Les produits d’origine sont de plus en plus séduisants dans une période où le consommateur accorde une importance grandissante à la garantie de l’origine des produits qu’il achète. Cette image de qualité attachée aux produits d’origine peut néanmoins attirer les convoitises de tiers peu scrupuleux.

Les alternatives offertes par les droits existants, tels que le droit des marques avec les articles 74 et 83 du règlement 2017/1001 sur la marque de l’UE, qui limitent l’intérêt de ces outils pour désigner des produits tirant des qualités de leur origine géographique, ou encore la concurrence déloyale, s’avèrent être des protections coûteuses et insuffisantes pour prévenir ou contrer les atteintes, car, d’une part, elles ne permettent pas de protéger l’origine des produits stricto sensu et, d’autre part, elles ne fournissent pas les conditions pour certifier un lien entre la qualité, la réputation du produit et son origine géographique (sur l’incompatibilité de principe entre les marques et les IG voir par exemple CJUE, 20 sept. 2017, aff. C-673/15 à C-676/15, The Tea Board c/ EUIPO, « Darjeeling c/ Darjeeling », pt 56). Surtout, toutes ces alternatives ne remplaceront jamais les IG qui sont porteuses d’éléments patrimoniaux non délocalisables.

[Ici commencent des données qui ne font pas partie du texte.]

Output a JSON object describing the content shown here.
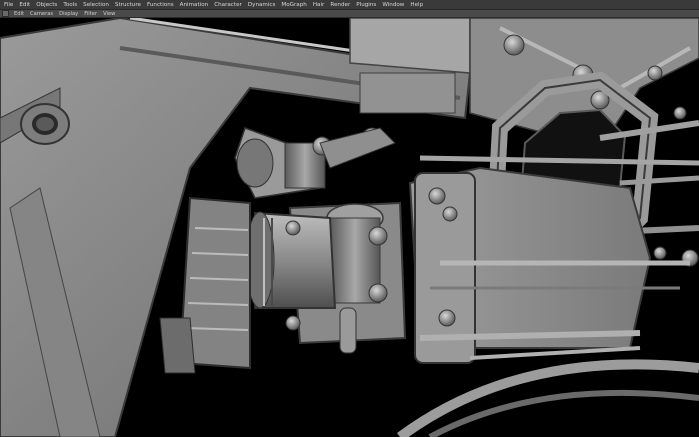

De même, s’agissant des législations sui generis existantes à l’échelle de certains États membres, elles apparaissent souvent insuffisantes et non exemptes de critiques.

Par exemple, le régime français institué par la loi n°2014-344 du 17 mars 2014 relative à la consommation, dite « Loi Hamon » – s’il a le mérite d’exister – a laissé apparaître, à l’usage, des lacunes importantes, que ce soit :

  • dans les procédures d’homologation elles-mêmes, où l’on peine à comprendre le véritable rôle des enquêtes publiques, la gestion laborieuse des demandes d’homologation d’IG concurrentes, l’appréciation de certains critères d’homologation comme la représentativité du demandeur, l’absence d’enquêtes de terrain pertinentes… ;
  • dans la mise en œuvre ensuite, où les droits sont cantonnés au territoire français, ce qui limite considérablement les moyens d’action (par exemple concernant les demandes d’intervention douanières qui ne s’opèrent que sur le territoire national) alors que bon nombre de produits sont exportés.

Ces lacunes dans les textes applicables, et leur interprétation, parfois contestable, ont logiquement fait naître un contentieux nourri, qui représente des investissements de temps et d’argent importants pour les organismes porteurs d’IG ou les ODG, déjà accaparés par des procédures d’homologation parfois longues.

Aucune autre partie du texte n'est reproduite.